Je ne produirai, pour témoins de ce que je dis, l’Imprimerie, soeur des Muses et dixième d’elles, et cette non moins admirable que pernicieuse foudre d’artillerie, avec tant d’autres non antiques inventions qui montrent véritablement que, par le long cours des siècles, les esprits des hommes ne sont point si abâtardis qu’on voudrait bien dire. »

On voit cela très bien dans le vingt-neuvième poème du recueil Les Antiquités de Rome. Rome y est présentée comme un point de convergence historique, mais qui a fait son temps. C’est la notion de civilisation qui ressort.

Tout ce qu’Egypte en pointe façonna
Tout ce que Grece à la Corinthienne,
A l’Ionique, Attique ou Dorienne,
Pour l’ornement des temples maçonna.

Tout ce que l’art de Lysippe donna,
La main d’Apelle, ou la main Phidienne,

Souloit orner ceste ville ancienne
Dont la grandeur le ciel mesme estonna.

Tout ce qu’Athene eut oncques de sagesse,
Tout ce qu’Asie eut oncques de richesse,
Tout ce qu’Afrique eut oncques de nouveau,

S’est veu ici.
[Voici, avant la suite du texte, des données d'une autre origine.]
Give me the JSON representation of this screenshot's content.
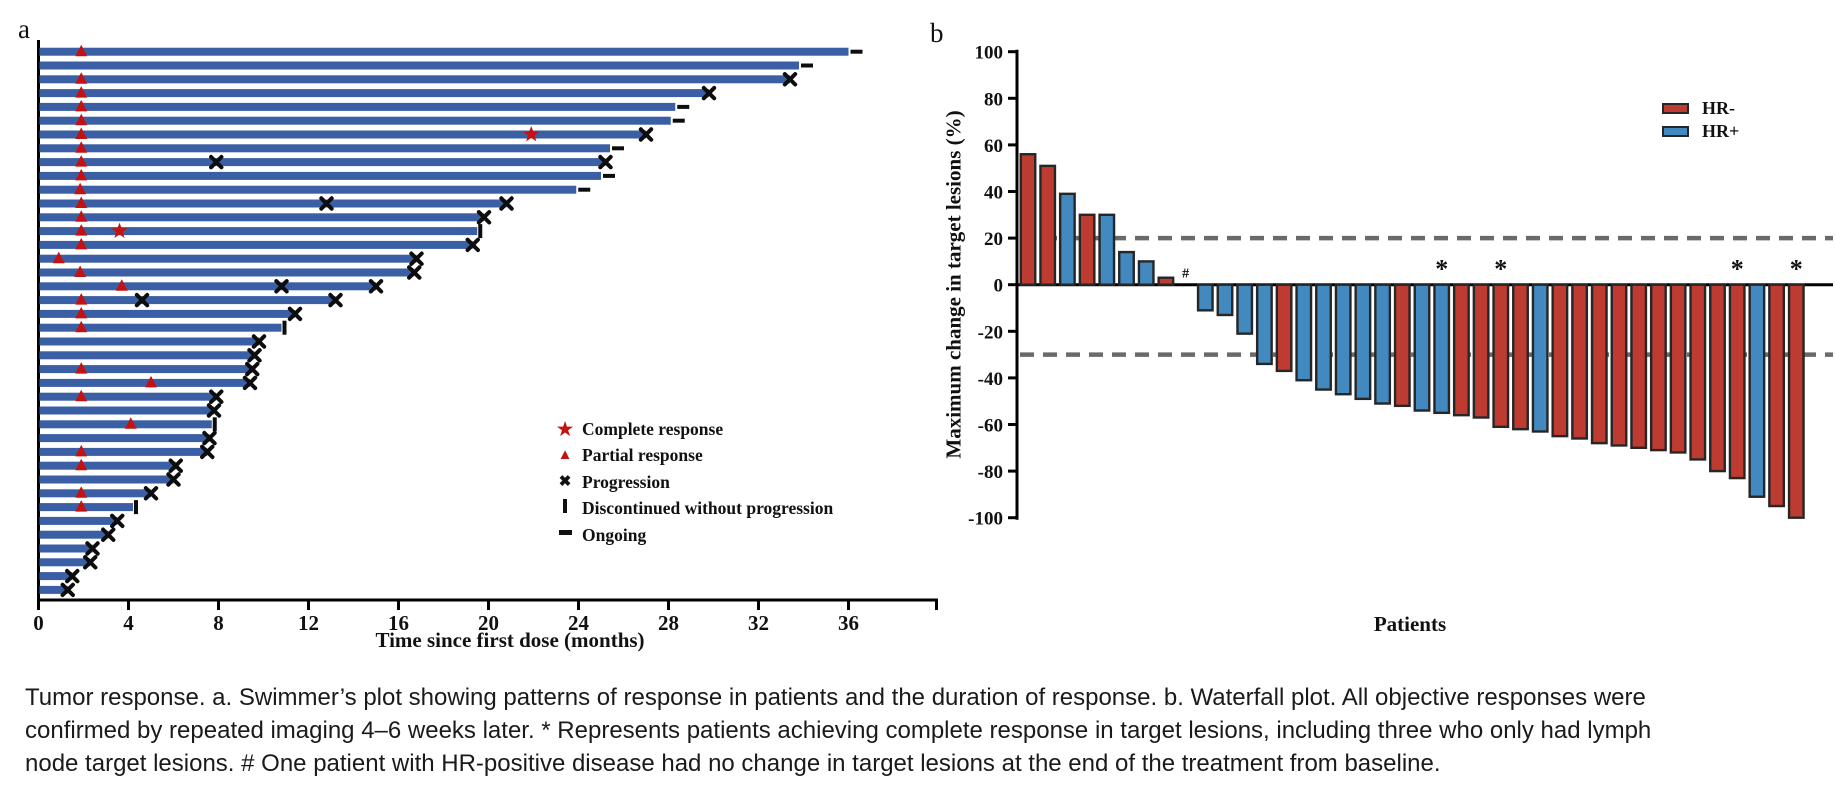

Ô merveille profonde !
Rome vivant fut l’ornement du monde,
Et morte elle est du monde le tombeau.

Du Bellay a véritablement une réflexion d’une grande profondeur sur le temps, les périodes historiques, la notion de civilisation.

Dans Les Antiquités de Rome, le troisième poème constate ainsi :

Nouveau venu qui cherches Rome en Rome
Et rien de Rome en Rome n’apperçois,
Ces vieux palais, ces vieux arcs que tu vois,
Et ces vieux murs, c’est ce que Rome on nomme.

Voy quel orgueil, quelle ruine, et comme
Celle qui mist le monde sous ses lois
Pour dompter tout, se donta quelquefois,
Et devint proye au temps qui tout consomme.

Rome de Rome est le seul monument,
Et Rome Rome a vaincu seulement.
Le Tybre seul, qui vers la mer s’enfuit,
Reste de Rome. Ô mondaine inconstance !
Ce qui est ferme est par le temps destruit,
Et ce qui fuit, au temps fait résistance.

C’est cela qui est trompeur : ce regard historique peut être réduit, si l’on n’y prend garde, à une sorte de nostalgie, de déception face à une Rome qui n’existe plus que par des ruines, face à une Rome qu’on ne pourrait plus retrouver. Là n’est pas la question du tout.

Il dit, par exemple, dans le vingt-cinquième poème du recueil Les Antiquités de Rome, constatant les ruines de la Rome antique :

J’entreprendrois, vu l’ardeur qui m’allume,
De rebastir au compas de la plume
Ce que les mains ne peuvent maçonner.

Or, il ne s’agit nullement de rétablir la Rome antique : il s’agit de le faire revivre, de manière transposée dans une autre civilisation. L’idée est qu’avec la France une nouvelle civilisation se forme et par conséquent celle-ci est en phase avec la civilisation romaine, car toutes les civilisations naissent et meurent, leur esprit traversant les époques.

Il y a chez du Bellay une mystique de la civilisation, comme en témoignent ces vers du cinquième poème du recueil Les Antiquités de Rome :

Rome n’est plus, et si l’architecture
Quelque ombre encor de Rome fait revoir,
C’est comme un corps par magique sçavoir,
Tiré de nuist hors de sa sépulture.
Le corps de Rome en cendre est devallé,
Et son esprit rejoindre s’est allé
Au grand esprit de ceste masse ronde,
Mais ses escrits, qui son los le plus beau
Malgré le temps arrachent du tombeau,
Font son idole errer parmi le monde.

On note ici que ce sont par les « écrits » que la Rome antique s’est maintenue et c’est le sens de l’oeuvre poétique de du Bellay que de se placer dans un cadre de civilisation. C’était le moyen intellectuel qu’il a trouvé afin de valoriser la nation française. Ne sachant ce qu’est une nation, le phénomène étant nouveau, il a analysé cela en termes de civilisation.